Каждое занятие по прорицаниям и уходу за магическими существами проходило теперь в присутствии Амбридж и ее блокнота. Она маячила у камина в пропахшей благовониями комнате на башне, прерывала становившиеся все более истерическими вещания Трелони трудными вопросами о птицегадании и гептомологии, утверждала, что Трелони предугадывает ответы учеников раньше, чем они ответят, требовала, чтобы та продемонстрировала свое умение работать с хрустальным шаром, гадать на кофейной гуще или по рунам. Гарри думал, что Трелони скоро сломается под этим давлением. Несколько раз он встречал ее в коридорах — что само по себе было необычно, ибо профессор предпочитала сидеть у себя в башне, — и Трелони что-то лихорадочно бормотала, заламывала руки и испуганно оглядывалась через плечо, издавая при этом сильный запах кулинарного хереса. Если бы он не так беспокоился за Хагрида, то пожалел бы ее, но уж коли одному из них быть выгнанным, то кому остаться — такого вопроса для Гарри не существовало.



 

 

К сожалению, нельзя было сказать, что Хагрид на уроках выглядит убедительнее Трелони. Правда, он последовал совету Гермионы и не показывал им никого более страшного, чем шишуга (существо, не отличимое от терьера Джека Рассела, если не считать раздвоенного хвоста), — видимо, к Рождеству и у него сдали нервы. На занятиях он был непривычно рассеян и взвинчен, то и дело терял нить рассуждений, на вопросы учеников отвечал невпопад и все время тревожно оглядывался на Амбридж.
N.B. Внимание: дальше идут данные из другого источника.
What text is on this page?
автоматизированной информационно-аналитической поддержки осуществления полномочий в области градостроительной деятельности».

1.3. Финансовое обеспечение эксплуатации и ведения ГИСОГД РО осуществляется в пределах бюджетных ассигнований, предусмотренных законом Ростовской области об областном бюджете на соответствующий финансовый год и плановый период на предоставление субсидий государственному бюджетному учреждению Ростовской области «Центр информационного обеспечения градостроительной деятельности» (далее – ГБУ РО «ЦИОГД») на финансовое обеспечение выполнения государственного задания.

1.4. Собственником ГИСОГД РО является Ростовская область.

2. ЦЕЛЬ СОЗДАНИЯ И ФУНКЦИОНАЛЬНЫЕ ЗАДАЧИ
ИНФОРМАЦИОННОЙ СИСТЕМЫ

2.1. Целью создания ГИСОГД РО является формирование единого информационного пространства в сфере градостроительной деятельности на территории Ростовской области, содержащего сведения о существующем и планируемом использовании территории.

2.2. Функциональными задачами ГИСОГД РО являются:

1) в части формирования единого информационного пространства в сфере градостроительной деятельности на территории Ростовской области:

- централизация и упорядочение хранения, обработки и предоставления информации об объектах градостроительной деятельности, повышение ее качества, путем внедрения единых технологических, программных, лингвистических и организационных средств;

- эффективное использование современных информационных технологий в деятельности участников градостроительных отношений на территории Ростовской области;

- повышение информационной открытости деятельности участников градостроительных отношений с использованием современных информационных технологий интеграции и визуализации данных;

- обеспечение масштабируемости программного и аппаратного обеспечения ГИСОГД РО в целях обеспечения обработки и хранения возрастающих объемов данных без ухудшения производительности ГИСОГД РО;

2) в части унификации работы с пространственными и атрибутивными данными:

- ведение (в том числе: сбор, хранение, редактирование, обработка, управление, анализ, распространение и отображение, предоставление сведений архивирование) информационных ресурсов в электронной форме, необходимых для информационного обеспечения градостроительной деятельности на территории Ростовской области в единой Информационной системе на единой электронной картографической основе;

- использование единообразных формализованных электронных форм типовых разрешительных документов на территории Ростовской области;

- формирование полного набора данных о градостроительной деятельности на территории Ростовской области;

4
Кроме того, он стал держаться отчужденнее с Гарри, Роном и Гермионой и прямо запретил им приходить к нему после наступления темноты.

 

 

— Если она вас поймает, нам всем крышка, — сказал он им без обиняков, и, не желая ставить его под удар, они перестали ходить к нему по вечерам в гости.

 

 

Гарри видел, что Амбридж постепенно лишает его всего, ради чего стоило жить в Хогвартсе: общения с Хагридом, писем Сириуса, «Молнии» и квиддича. Отыграться он мог только одним способом — удвоенным усердием на занятиях ОД.

 

 

Он с радостью замечал, что известие о побеге десяти Пожирателей смерти прибавило рвения всем членам отряда, даже Захарии Смиту. Но ни на ком это не сказалось так сильно, как на Невилле. Известие о том, что палачи его родителей гуляют на свободе, вызвало в нем странную и даже пугающую перемену. Он ни разу не упомянул о своей встрече с Гарри, Роном и Гермионой в изоляторе больницы святого Мунго, и они, следуя его примеру, тоже помалкивали. Ни словом не обмолвился он и о побеге Беллатрисы Лестрейндж с сообщниками.

 

 

Теперь он вообще почти не разговаривал на сборах ОД и неутомимо отрабатывал каждое заклятие и контрзаклятие, с которыми знакомил их Гарри, — закусив губу от усердия, не обращая внимания на осечки и ушибы. Успехи он делал стремительные. Когда Гарри преподал им Щитовые чары — способ отражать несильные заклятия так, чтобы они отскакивали в самого нападающего, — быстрее Невилла ими овладела только Гермиона.

 

 

Гарри много бы отдал за то, чтобы так же преуспеть в окклюменции, как Невилл на занятиях ОД. Уроки у Снегга, начавшиеся столь неудачно, в лучшую сторону не изменились. Наоборот, он чувствовал, что с каждым уроком слабеет.

 

 

До того, как он начал учиться окклюменции, шрам дергало изредка, обычно по ночам или когда до него доходили вспышками настроения и мысли Волан-де-Морта. Теперь эти подергивания сделались почти постоянными, и часто им овладевали приступы раздражения или веселья, никак не связанные с тем, что происходило с ним на самом деле; всякий раз при этом шрам обжигало болью. У него было отвратительное чувство, что он превращается в антенну, настроенную на тончайшие смены настроения Волан-де-Морта, и он не сомневался, что чувствительность эта начала расти с первого же урока окклюменции у Снегга. Мало того — теперь ему каждую ночь снилось, как он идет по коридору ко входу в Отдел тайн, и сон завершался тем, что он мучительно хочет проникнуть за эту голую черную дверь.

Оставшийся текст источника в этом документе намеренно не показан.